Texas Comptroller Glenn Hegar toured the SpaceX rocket development plant in McGregor on Thursday and later touted Greater Waco as a hotbed of aerospace-related companies contributing to a statewide manufacturing base that eclipses the total economy of Portugal.
Hegar spoke to about 60 business and community leaders at the Greater Waco Chamber of Commerce headquarters, his third visit on a “Good for Texas Tour: Manufacturing Edition.” Topics ranged from Hurricane Harvey and school finance to the challenge of accommodating the 1,200 people who have moved to Texas daily “the past 15 to 20 years.”
“I focused on the aerospace industry here because it is such a significant part of the Waco economic picture,” Hegar said during an interview.
He mentioned SpaceX, which employs about 500 people, and the L3 Technologies plant at Texas State Technical College airport that modifies commercial and military aircraft and employs about 1,300 people, though it has experienced layoffs in recent years.
Kris Collins, senior vice president for economic development at the Greater Waco Chamber of Commerce, said Greater Waco has become home to more than 40 aviation- and aerospace-related companies.
“The aerospace industry employs a highly educated and skilled workforce,” Hegar said during his presentation. “About 60 percent of its Texas employees have at least some college experience, compared to 47 percent of all employed Texans.
“The aerospace industry also creates jobs that pay well above the statewide average, with the average full-time worker earning more than $97,000 a year.”
Aerospace and other makers of transportation equipment contribute $9.8 billion to annual exports and create almost 177,000 direct and indirect Texas jobs, adding $12.9 billion to the state’s gross domestic product, according to a fact sheet Hegar distributed.
In all, Texas manufacturers accounted for more than 3 million direct and indirect jobs in 2016, and manufacturers exported $210 billion in goods and contributed $228 billion to the state’s GDP.

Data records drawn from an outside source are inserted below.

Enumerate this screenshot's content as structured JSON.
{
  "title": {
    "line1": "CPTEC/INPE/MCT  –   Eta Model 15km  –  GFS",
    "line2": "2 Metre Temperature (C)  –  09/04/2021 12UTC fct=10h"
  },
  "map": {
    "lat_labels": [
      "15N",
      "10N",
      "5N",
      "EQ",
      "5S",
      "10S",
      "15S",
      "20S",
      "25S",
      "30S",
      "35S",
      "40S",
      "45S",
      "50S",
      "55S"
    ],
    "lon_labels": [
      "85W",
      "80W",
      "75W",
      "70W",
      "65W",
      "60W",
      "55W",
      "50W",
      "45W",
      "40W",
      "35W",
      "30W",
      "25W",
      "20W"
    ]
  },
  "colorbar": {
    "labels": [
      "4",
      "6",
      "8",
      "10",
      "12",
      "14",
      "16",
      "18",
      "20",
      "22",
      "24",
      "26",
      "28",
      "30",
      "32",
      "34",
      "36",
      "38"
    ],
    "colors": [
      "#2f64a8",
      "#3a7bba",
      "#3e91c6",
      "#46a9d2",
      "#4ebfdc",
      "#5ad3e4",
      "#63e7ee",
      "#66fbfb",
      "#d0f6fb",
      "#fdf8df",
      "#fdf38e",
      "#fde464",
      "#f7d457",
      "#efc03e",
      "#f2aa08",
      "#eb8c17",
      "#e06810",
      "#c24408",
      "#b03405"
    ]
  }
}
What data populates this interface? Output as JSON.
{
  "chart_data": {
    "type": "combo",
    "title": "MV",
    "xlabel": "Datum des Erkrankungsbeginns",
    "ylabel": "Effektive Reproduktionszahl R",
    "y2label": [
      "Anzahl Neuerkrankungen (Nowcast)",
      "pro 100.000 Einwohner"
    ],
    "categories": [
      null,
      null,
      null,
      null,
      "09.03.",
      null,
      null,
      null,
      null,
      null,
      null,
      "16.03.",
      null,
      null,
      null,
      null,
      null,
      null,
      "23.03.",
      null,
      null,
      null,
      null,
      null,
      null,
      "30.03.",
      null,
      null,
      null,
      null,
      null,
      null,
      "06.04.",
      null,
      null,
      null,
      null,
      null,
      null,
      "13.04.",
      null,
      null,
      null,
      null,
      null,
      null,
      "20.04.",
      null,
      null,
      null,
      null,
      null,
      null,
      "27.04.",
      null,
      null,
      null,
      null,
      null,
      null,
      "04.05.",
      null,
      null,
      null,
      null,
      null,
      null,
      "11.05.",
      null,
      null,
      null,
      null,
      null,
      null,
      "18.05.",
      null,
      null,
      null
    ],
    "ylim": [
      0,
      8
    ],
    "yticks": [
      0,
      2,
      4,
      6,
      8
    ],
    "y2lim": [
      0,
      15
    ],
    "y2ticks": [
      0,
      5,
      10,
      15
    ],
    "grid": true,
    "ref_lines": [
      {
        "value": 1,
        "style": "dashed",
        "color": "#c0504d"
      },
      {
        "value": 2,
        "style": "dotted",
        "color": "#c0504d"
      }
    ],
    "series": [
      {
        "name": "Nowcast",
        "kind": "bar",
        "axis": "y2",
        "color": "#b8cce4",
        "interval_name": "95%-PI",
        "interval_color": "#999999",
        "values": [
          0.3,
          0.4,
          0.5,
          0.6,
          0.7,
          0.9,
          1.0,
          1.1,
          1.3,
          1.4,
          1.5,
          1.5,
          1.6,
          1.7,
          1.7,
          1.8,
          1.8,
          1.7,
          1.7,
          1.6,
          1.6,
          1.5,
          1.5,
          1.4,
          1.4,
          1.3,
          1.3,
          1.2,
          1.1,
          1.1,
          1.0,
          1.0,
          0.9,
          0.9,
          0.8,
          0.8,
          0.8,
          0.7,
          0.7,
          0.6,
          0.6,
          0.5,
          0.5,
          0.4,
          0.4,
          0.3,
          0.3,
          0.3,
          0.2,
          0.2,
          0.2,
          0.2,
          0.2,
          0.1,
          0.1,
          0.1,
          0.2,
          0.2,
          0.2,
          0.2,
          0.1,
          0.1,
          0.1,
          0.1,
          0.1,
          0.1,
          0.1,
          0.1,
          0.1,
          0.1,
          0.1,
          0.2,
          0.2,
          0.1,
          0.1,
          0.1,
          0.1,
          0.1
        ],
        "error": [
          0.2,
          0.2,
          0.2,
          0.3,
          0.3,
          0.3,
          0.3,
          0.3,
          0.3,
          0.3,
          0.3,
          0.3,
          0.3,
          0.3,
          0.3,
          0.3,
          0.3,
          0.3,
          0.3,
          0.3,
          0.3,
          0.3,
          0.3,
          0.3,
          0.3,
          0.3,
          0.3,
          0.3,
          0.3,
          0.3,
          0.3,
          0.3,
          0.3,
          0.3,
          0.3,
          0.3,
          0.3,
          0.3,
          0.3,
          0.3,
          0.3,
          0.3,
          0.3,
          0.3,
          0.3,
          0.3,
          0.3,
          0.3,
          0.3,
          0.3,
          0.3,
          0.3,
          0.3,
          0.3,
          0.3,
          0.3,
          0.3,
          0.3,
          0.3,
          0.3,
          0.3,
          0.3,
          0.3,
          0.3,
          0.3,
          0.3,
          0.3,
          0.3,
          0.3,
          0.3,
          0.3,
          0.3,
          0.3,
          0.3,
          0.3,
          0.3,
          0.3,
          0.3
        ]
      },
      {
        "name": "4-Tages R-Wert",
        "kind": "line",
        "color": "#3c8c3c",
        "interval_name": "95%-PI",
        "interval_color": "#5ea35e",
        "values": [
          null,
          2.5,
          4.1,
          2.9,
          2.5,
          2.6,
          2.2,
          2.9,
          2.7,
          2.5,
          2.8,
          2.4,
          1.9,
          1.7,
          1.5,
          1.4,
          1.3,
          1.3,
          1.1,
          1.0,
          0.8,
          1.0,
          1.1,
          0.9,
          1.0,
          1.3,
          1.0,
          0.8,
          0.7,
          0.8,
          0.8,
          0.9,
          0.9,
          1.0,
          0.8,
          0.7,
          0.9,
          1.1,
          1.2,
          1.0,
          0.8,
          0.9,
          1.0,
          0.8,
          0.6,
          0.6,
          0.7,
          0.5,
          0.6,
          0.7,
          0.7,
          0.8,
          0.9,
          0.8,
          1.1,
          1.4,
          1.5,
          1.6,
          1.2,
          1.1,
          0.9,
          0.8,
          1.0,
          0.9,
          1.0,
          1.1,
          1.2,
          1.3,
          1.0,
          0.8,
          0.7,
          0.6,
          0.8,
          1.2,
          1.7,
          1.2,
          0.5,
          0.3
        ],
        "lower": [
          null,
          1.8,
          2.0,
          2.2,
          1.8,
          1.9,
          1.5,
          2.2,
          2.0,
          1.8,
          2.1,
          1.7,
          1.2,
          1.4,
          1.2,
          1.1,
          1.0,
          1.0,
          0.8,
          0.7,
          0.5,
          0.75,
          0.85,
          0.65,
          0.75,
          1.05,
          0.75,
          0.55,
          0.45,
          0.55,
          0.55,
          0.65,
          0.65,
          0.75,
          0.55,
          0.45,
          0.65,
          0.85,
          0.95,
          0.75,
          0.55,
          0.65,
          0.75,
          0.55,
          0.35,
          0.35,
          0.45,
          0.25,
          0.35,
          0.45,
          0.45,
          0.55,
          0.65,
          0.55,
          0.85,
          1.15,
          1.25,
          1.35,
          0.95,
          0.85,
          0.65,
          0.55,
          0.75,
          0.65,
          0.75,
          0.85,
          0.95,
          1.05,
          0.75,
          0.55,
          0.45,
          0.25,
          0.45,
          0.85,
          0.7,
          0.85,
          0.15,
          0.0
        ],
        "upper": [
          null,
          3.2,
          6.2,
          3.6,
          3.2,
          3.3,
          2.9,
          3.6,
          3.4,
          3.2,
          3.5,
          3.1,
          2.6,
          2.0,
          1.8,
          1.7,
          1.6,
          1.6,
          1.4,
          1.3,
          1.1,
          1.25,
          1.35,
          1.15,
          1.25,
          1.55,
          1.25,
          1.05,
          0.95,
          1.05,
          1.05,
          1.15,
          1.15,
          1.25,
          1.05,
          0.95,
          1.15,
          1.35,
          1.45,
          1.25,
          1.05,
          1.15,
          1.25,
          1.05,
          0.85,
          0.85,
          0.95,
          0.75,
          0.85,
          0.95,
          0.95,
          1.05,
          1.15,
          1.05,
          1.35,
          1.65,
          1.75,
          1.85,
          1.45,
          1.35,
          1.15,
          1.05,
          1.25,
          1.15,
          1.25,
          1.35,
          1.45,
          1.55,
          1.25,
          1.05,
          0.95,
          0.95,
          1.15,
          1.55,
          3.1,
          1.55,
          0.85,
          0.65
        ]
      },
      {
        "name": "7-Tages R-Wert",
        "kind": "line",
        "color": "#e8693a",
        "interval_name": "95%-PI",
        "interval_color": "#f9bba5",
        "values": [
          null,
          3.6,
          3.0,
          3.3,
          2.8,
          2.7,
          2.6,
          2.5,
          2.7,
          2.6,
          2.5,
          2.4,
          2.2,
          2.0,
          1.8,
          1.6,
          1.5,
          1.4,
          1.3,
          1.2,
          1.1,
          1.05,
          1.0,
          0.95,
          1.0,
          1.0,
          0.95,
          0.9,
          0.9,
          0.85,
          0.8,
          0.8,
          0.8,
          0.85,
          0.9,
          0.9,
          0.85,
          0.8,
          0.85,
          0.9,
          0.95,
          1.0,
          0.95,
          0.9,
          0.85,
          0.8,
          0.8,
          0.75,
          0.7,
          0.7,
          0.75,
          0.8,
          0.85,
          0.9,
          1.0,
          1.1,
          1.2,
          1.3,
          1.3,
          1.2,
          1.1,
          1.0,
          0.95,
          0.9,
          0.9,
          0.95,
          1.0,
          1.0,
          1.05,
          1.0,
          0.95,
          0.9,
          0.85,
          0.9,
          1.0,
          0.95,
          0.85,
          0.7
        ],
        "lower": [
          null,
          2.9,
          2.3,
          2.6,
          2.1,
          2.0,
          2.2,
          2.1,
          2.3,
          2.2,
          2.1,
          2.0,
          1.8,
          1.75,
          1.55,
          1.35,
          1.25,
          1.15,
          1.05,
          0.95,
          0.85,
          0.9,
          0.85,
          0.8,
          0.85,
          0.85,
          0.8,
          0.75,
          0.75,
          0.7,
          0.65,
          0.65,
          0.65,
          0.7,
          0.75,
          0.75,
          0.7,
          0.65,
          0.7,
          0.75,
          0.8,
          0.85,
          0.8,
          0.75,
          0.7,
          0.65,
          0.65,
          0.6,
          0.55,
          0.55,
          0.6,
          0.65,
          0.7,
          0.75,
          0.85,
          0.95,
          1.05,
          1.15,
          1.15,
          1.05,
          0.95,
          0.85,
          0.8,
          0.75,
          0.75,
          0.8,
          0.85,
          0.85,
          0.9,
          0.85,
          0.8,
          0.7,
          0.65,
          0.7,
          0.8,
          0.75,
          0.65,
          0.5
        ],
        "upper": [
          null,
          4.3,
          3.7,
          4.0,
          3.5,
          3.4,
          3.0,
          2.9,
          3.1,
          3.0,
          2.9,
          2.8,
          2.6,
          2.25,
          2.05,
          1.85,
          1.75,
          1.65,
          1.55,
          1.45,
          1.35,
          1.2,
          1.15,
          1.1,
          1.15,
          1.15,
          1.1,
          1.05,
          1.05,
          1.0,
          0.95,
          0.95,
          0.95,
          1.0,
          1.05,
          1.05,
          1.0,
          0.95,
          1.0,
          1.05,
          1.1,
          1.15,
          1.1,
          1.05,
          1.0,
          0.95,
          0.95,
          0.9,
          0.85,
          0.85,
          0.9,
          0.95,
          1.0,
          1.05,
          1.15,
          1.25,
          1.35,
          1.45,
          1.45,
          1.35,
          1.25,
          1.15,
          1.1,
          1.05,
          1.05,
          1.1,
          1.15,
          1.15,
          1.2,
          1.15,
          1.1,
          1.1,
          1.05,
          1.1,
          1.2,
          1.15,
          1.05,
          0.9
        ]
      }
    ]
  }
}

Texas has the 10th largest economy in the world, bigger than the U.S. neighbors of Mexico and Canada, and that of Russia as well, according to PolitiFact Texas.
Talk within the Trump administration of abolishing the North American Free Trade Agreement would prove harmful to the state’s economy, Hegar said. He urged the business community to push back against the idea.

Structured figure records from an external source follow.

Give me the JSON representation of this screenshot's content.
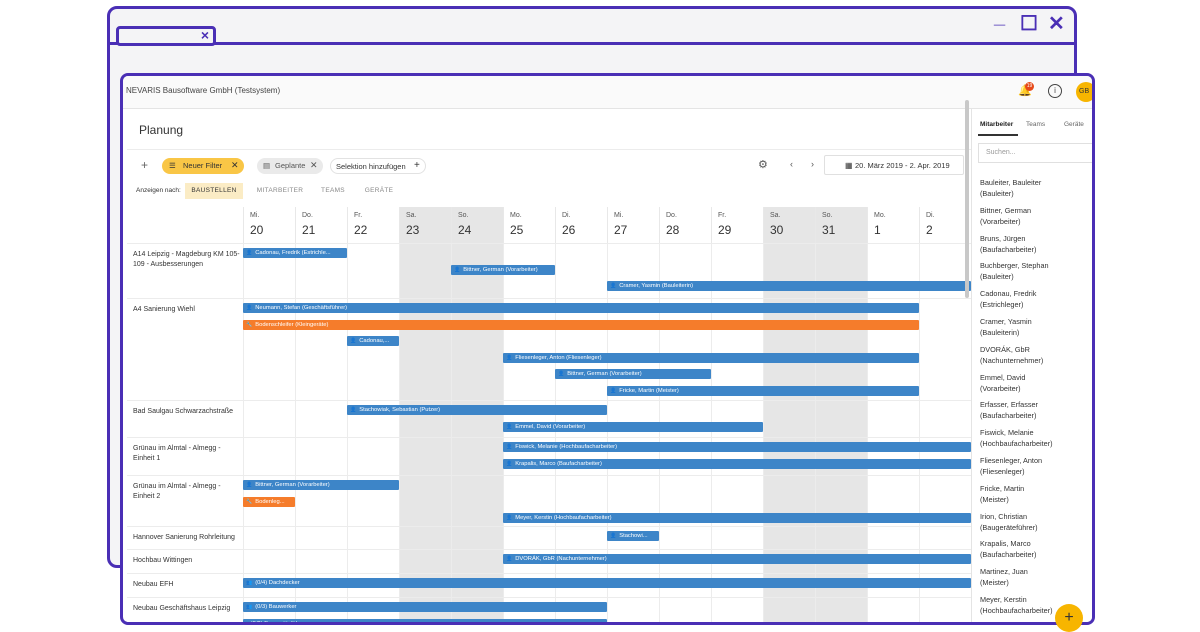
{
  "window": {
    "back_tab_close": "×",
    "minimize": "_",
    "maximize": "☐",
    "close": "✕"
  },
  "app": {
    "title": "NEVARIS Bausoftware GmbH (Testsystem)",
    "notification_count": "19",
    "avatar": "GB"
  },
  "page": {
    "title": "Planung"
  },
  "toolbar": {
    "add": "+",
    "filter_chip": "Neuer Filter",
    "planned_chip": "Geplante",
    "add_selection": "Selektion hinzufügen",
    "date_range": "20. März 2019 - 2. Apr. 2019",
    "show_by": "Anzeigen nach:",
    "view_tabs": [
      "BAUSTELLEN",
      "MITARBEITER",
      "TEAMS",
      "GERÄTE"
    ]
  },
  "days": [
    {
      "wd": "Mi.",
      "num": "20",
      "weekend": false
    },
    {
      "wd": "Do.",
      "num": "21",
      "weekend": false
    },
    {
      "wd": "Fr.",
      "num": "22",
      "weekend": false
    },
    {
      "wd": "Sa.",
      "num": "23",
      "weekend": true
    },
    {
      "wd": "So.",
      "num": "24",
      "weekend": true
    },
    {
      "wd": "Mo.",
      "num": "25",
      "weekend": false
    },
    {
      "wd": "Di.",
      "num": "26",
      "weekend": false
    },
    {
      "wd": "Mi.",
      "num": "27",
      "weekend": false
    },
    {
      "wd": "Do.",
      "num": "28",
      "weekend": false
    },
    {
      "wd": "Fr.",
      "num": "29",
      "weekend": false
    },
    {
      "wd": "Sa.",
      "num": "30",
      "weekend": true
    },
    {
      "wd": "So.",
      "num": "31",
      "weekend": true
    },
    {
      "wd": "Mo.",
      "num": "1",
      "weekend": false
    },
    {
      "wd": "Di.",
      "num": "2",
      "weekend": false
    }
  ],
  "projects": [
    {
      "label": "A14 Leipzig - Magdeburg KM 105-109 - Ausbesserungen",
      "bars": [
        {
          "text": "Cadonau, Fredrik (Estrichle...",
          "start": 0,
          "days": 2,
          "lane": 0,
          "color": "blue",
          "icon": "person"
        },
        {
          "text": "Bittner, German (Vorarbeiter)",
          "start": 4,
          "days": 2,
          "lane": 1,
          "color": "blue",
          "icon": "person"
        },
        {
          "text": "Cramer, Yasmin (Bauleiterin)",
          "start": 7,
          "days": 7.1,
          "lane": 2,
          "color": "blue",
          "icon": "person"
        }
      ]
    },
    {
      "label": "A4 Sanierung Wiehl",
      "bars": [
        {
          "text": "Neumann, Stefan (Geschäftsführer)",
          "start": 0,
          "days": 13,
          "lane": 0,
          "color": "blue",
          "icon": "person"
        },
        {
          "text": "Bodenschleifer (Kleingeräte)",
          "start": 0,
          "days": 13,
          "lane": 1,
          "color": "orange",
          "icon": "tool"
        },
        {
          "text": "Cadonau,...",
          "start": 2,
          "days": 1,
          "lane": 2,
          "color": "blue",
          "icon": "person"
        },
        {
          "text": "Fliesenleger, Anton (Fliesenleger)",
          "start": 5,
          "days": 8,
          "lane": 3,
          "color": "blue",
          "icon": "person"
        },
        {
          "text": "Bittner, German (Vorarbeiter)",
          "start": 6,
          "days": 3,
          "lane": 4,
          "color": "blue",
          "icon": "person"
        },
        {
          "text": "Fricke, Martin (Meister)",
          "start": 7,
          "days": 6,
          "lane": 5,
          "color": "blue",
          "icon": "person"
        }
      ]
    },
    {
      "label": "Bad Saulgau Schwarzachstraße",
      "bars": [
        {
          "text": "Stachowiak, Sebastian (Putzer)",
          "start": 2,
          "days": 5,
          "lane": 0,
          "color": "blue",
          "icon": "person"
        },
        {
          "text": "Emmel, David (Vorarbeiter)",
          "start": 5,
          "days": 5,
          "lane": 1,
          "color": "blue",
          "icon": "person"
        }
      ]
    },
    {
      "label": "Grünau im Almtal - Almegg - Einheit 1",
      "bars": [
        {
          "text": "Fiswick, Melanie (Hochbaufacharbeiter)",
          "start": 5,
          "days": 9.1,
          "lane": 0,
          "color": "blue",
          "icon": "person"
        },
        {
          "text": "Krapalis, Marco (Baufacharbeiter)",
          "start": 5,
          "days": 9.1,
          "lane": 1,
          "color": "blue",
          "icon": "person"
        }
      ]
    },
    {
      "label": "Grünau im Almtal - Almegg - Einheit 2",
      "bars": [
        {
          "text": "Bittner, German (Vorarbeiter)",
          "start": 0,
          "days": 3,
          "lane": 0,
          "color": "blue",
          "icon": "person"
        },
        {
          "text": "Bodenleg...",
          "start": 0,
          "days": 1,
          "lane": 1,
          "color": "orange",
          "icon": "tool"
        },
        {
          "text": "Meyer, Kerstin (Hochbaufacharbeiter)",
          "start": 5,
          "days": 9.1,
          "lane": 2,
          "color": "blue",
          "icon": "person"
        }
      ]
    },
    {
      "label": "Hannover Sanierung Rohrleitung",
      "bars": [
        {
          "text": "Stachowi...",
          "start": 7,
          "days": 1,
          "lane": 0,
          "color": "blue",
          "icon": "person"
        }
      ]
    },
    {
      "label": "Hochbau Wittingen",
      "bars": [
        {
          "text": "DVORÁK, GbR (Nachunternehmer)",
          "start": 5,
          "days": 9.1,
          "lane": 0,
          "color": "blue",
          "icon": "person"
        }
      ]
    },
    {
      "label": "Neubau EFH",
      "bars": [
        {
          "text": "(0/4) Dachdecker",
          "start": 0,
          "days": 14.1,
          "lane": 0,
          "color": "blue",
          "icon": "group"
        }
      ]
    },
    {
      "label": "Neubau Geschäftshaus Leipzig",
      "bars": [
        {
          "text": "(0/3) Bauwerker",
          "start": 0,
          "days": 7,
          "lane": 0,
          "color": "blue",
          "icon": "group"
        },
        {
          "text": "(2/2) Baugeräteführer",
          "start": 0,
          "days": 7,
          "lane": 1,
          "color": "blue",
          "icon": "chevron"
        }
      ]
    }
  ],
  "side": {
    "tabs": [
      "Mitarbeiter",
      "Teams",
      "Geräte"
    ],
    "search_placeholder": "Suchen...",
    "people": [
      {
        "name": "Bauleiter, Bauleiter",
        "role": "(Bauleiter)"
      },
      {
        "name": "Bittner, German",
        "role": "(Vorarbeiter)"
      },
      {
        "name": "Bruns, Jürgen",
        "role": "(Baufacharbeiter)"
      },
      {
        "name": "Buchberger, Stephan",
        "role": "(Bauleiter)"
      },
      {
        "name": "Cadonau, Fredrik",
        "role": "(Estrichleger)"
      },
      {
        "name": "Cramer, Yasmin",
        "role": "(Bauleiterin)"
      },
      {
        "name": "DVORÁK, GbR",
        "role": "(Nachunternehmer)"
      },
      {
        "name": "Emmel, David",
        "role": "(Vorarbeiter)"
      },
      {
        "name": "Erfasser, Erfasser",
        "role": "(Baufacharbeiter)"
      },
      {
        "name": "Fiswick, Melanie",
        "role": "(Hochbaufacharbeiter)"
      },
      {
        "name": "Fliesenleger, Anton",
        "role": "(Fliesenleger)"
      },
      {
        "name": "Fricke, Martin",
        "role": "(Meister)"
      },
      {
        "name": "Irion, Christian",
        "role": "(Baugeräteführer)"
      },
      {
        "name": "Krapalis, Marco",
        "role": "(Baufacharbeiter)"
      },
      {
        "name": "Martinez, Juan",
        "role": "(Meister)"
      },
      {
        "name": "Meyer, Kerstin",
        "role": "(Hochbaufacharbeiter)"
      }
    ]
  },
  "fab": "+"
}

“Does it need reviewing? Yes. But to rip it up and throw it away would be a bad idea for the state of Texas,” Hegar said.
Laredo has become the third-busiest port of entry among 29 in the United States that receive shipments of goods by land, sea and air, he said.
Before his talk with business leaders, Hegar ate lunch with Waco Mayor Kyle Deaver, McLennan County Judge Scott Felton and Waco Assistant City Manager Wiley Stem. Waco banker David Lacy, who serves as chairman of the Waco chamber’s public policy committee, and Jessica Attas, the chamber’s director of public policy, also attended the lunch.
Banker Rodney Kroll attended as a representative of the Waco Industrial Foundation, and Mark Reynolds attended as chairman of the chamber.
Attracting more manufacturing jobs “has been a 50-year priority of the city of Waco,” Lacy said during an interview.
“We’ve done well, but we can do better,” he said. “I’d like a few more high-tech companies sprinkled into the mix.”
Collins, who recruits industry, said the chamber’s pipeline of prospects considering a move to Greater Waco includes manufacturing companies, though she declined to discuss specifics of what they produce.
Addressing questions posed by attendees, Hegar said Hurricane Harvey inflicted $180 billion in damage on the Gulf Coast. Hundreds of thousands of residents suffered property damage due to flooding, but only an estimated 15 percent had flood insurance, he said.
“This event will not necessarily impact the state budget, but local communities are devastated,” Hegar said.
At least 100,000 vehicles were damaged, and the state will receive sales tax revenue on cars and trucks bought as replacements, helping to offset costs associated with assisting residents not receiving federal support.
He said property tax reform remains on the minds of many, especially as it relates to school funding, “which creates the bulk of the pressure.”
Texas proves attractive to business prospects because it has no state income tax, but high property taxes sometimes hamper negotiations, he said.
“Our sales tax generated $28 billion last year, 58 percent of our state revenue. But the list of things exempt from sales tax is longer than the list of inclusions,” Hegar said.
Broadening the list of items subject to sales tax could represent a solution to school funding squeezes, he said.
The Texas economy has created 300,000 jobs over the past year, and has averaged annual growth of 3.8 percent the last 20 years.
“Last year, it was down to three-tenths of 1 percent due to falling oil prices and the loss of 160,000 oil-patch jobs,” he said. “But during the first quarter of this year, the rate is back up to 3.9 percent.”